In 1994 the Uniform Prudent Investor Act (UPIA) was promulgated, and has since been adopted in 49 states. UPIA includes an explicit duty to diversify trust assets, and provides that a “trustee’s investment and management decisions respecting individual assets are evaluated not in isolation, but in the context of the trust portfolio as a whole and as a part of an overall investment strategy having risk and return objectives reasonably suited to the trust.”
UPIA applied to existing trusts as well as trusts created after its adoption. If prior law constrained professional fiduciaries and encouraged overly conservative investments, the change in law could have led to a shift in investment strategies as the constraints were removed.
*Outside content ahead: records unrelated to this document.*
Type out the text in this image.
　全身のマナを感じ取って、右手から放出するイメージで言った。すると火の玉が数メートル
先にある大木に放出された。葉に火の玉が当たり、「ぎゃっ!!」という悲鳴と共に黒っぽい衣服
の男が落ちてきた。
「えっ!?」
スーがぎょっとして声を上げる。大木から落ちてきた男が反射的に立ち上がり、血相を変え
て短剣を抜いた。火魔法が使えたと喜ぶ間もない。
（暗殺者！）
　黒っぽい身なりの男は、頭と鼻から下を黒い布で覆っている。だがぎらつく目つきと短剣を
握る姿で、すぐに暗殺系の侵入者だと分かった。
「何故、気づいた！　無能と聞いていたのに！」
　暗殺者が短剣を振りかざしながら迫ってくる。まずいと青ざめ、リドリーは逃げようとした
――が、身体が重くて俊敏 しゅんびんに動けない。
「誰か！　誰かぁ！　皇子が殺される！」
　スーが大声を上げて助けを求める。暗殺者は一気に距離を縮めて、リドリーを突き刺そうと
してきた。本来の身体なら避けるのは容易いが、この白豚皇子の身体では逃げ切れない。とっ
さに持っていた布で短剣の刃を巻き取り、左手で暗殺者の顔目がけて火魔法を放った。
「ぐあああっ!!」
Is that what happened?
That’s the question that law professors Max M. Schanzenbach and Robert H. Sitkoff examined in “Did Reform of Prudent Trust Investment Laws Change Trust Portfolio Allocation?” (December 2005,).
Study results
The professors crunched data from the Federal Financial Institutions Research Council and the FDIC for the period from 1986-1997, so investment practices from before and after UPIA adoption are represented. These reports break down trust holdings into ten categories. One of these categories includes stocks and mutual fund shares. Following exhaustive statistical analysis, the professors concluded that:
• After a state adopted UPIA, the gross stock investments of trusts increased by from 1.5% to 4.5%, compared to states that had not yet reformed their law.
• Before reform, stock investments averaged 41% of trust assets, and after reform the share rose to 47%.
• During the period studied there was also a strong shift toward stocks independent of the adoption of UPIA, an increase of from 10 to 17 percentage points. This may be attributable in part to the bull market during the study period.